El Sistema Monetario Internacional
El Sistema Monetario Internacional es el marco institucional para efectuar pagos internacionales, acomodar los flujos internacionales de capital y determinar los tipos de cambio entre las diferentes monedas. Es un conjunto de acuerdos internacionales, instituciones, mecanismos, reglas y políticas necesarios para que funcione la economía global. La globalización ha intensificado los flujos internacionales de bienes, servicios y capitales, aumentando la necesidad de instituciones que los regulen y faciliten.
El sistema monetario internacional requiere de un alto grado de cooperación entre los gobiernos de los principales países para asegurar su funcionamiento. Éstos implica sacrificar parte de la soberanía nacional y subordinar algunos de los intereses nacionalistas por el bien común.
La convertibilidad de las monedas es muy importante para el comercio internacional y para la eficiencia económica. Sin ella, el comercio se limita a un simple trueque de mercancías. Por Lomelí tanto, los precios internos deben estar ligado se en cierta medida a los precios internacionales, ya que el no estarlo, el cálculo de rentabilidad de los proyectos de inversión resulta imposible.

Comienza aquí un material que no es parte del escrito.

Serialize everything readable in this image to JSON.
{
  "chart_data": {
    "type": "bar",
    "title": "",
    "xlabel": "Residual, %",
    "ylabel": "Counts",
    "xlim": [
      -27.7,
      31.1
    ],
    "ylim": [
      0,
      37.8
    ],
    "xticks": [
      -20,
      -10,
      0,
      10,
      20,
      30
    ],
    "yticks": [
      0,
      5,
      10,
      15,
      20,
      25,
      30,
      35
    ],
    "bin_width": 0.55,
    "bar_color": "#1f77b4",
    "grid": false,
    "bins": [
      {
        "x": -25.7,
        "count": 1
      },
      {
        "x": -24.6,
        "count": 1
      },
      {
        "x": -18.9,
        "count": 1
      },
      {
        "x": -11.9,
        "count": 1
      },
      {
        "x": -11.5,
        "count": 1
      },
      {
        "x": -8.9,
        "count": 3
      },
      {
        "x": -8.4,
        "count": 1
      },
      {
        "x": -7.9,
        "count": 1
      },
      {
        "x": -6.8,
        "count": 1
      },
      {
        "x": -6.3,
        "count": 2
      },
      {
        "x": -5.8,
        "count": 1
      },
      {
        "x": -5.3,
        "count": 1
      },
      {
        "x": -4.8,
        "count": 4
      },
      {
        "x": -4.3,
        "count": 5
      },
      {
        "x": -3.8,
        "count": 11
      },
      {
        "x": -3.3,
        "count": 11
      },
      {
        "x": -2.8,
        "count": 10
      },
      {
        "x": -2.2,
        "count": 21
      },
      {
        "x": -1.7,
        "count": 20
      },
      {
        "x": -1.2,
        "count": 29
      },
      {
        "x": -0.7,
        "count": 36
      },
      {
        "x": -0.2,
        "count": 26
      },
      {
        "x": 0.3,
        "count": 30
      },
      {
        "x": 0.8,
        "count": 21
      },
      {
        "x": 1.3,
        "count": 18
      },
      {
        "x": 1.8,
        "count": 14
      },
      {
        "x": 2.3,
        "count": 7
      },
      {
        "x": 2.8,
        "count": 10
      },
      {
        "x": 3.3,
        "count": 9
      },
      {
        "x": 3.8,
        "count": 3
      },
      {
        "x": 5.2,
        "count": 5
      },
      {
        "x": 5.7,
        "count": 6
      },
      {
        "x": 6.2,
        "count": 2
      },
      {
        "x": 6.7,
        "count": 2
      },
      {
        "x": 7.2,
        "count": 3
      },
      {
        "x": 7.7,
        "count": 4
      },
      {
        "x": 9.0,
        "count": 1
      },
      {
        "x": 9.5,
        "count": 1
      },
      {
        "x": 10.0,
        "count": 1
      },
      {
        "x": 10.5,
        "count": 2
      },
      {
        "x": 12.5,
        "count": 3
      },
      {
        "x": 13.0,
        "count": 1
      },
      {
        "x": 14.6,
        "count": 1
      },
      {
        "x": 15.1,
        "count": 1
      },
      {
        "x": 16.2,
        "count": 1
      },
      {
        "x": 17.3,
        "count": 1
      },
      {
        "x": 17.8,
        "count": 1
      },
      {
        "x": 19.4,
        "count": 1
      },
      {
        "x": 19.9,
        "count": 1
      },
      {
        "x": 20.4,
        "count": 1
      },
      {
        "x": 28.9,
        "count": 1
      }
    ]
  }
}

La manera más común de cotizar el tipo de cambio es la cantidad de la moneda nacional necesaria para comprar un dólar estadounidense. El régimen cambiario es un conjunto de reglas que describen el papel que desempeña el Banco Central en la determinación del tipo de cambio. De acuerdo con El Fondo Monetario Internacional los regímenes cambiarios se clasifican en 8 categorías:
1) No existe moneda nacional legal.
2) Consejo monetario.
3) Moneda nacional pegada a una moneda o una canasta de monedas.
4) Moneda nacional pegada, pero dentro de bandas horizontales.
5) Tipo de cambio de ajuste gradual.
6) Tipo de cambio ajustable dentro de una banda.
7) Flotación administrada sin una ruta anunciada.
8) Flotación libre.
El tipo de cambio es fijo si el banco central establece su valor y después interviene en el mercado cambiario para mantenerlo. El tipo de cambio es flexible si el banco central no interviene en el mercado cambiario, permitiendo que el nivel del tipo de cambio se establezca a consecuencia del libre juego entre la oferta y la demanda de divisas.
El equilibrio interno se alcanza cuando el pleno empleo de los recursos de un país coexiste con la estabilidad de precios (pleno empleo y baja inflación). El equilibrio externo significa una posición sostenible de la cuenta corriente.
Durante la vigencia del patrón oro clásico los flujos internacionales de bienes y capitales eran relativamente libres. En éste período Londres era el centro financiero mundial, por lo que la libra esterlina se consideraba como el poder detrás del trono y al oro como el monarca anónimo. Cada país establecía el valor de su unidad monetaria en términos de oro por lo tanto, el tipo de cambio entre diferentes monedas reflejaban simplemente la proporción entre las cantidades de oro correspondientes a cada unidad monetaria.
Al subir el déficit en la balanza de pagos, la salida de oro hace que la base monetaria se reduzca, lo que deprime la actividad económica (recesión), reduce las importaciones y aumenta las exportaciones, contribuyendo así a una reducción del déficit en la balanza de pagos. Al subir el déficit en la balanza de pagos, el banco central restringe el crédito interno, lo que sube las tasas de interés y atrae el capital extranjero, contribuyendo así a una reducción del déficit en la balanza de pagos. Ésta es otra retroalimentación negativa generadora de equilibrio.
Un sistema monetario internacional debería proporcionar liquidez para acomodar el crecimiento económico y el intercambio comercial, así como mecanismos de ajuste para restablecer el equilibrio con un daño mínimo y confianza para evitar crisis financieras y flujos de capital no justificados por factores económicos.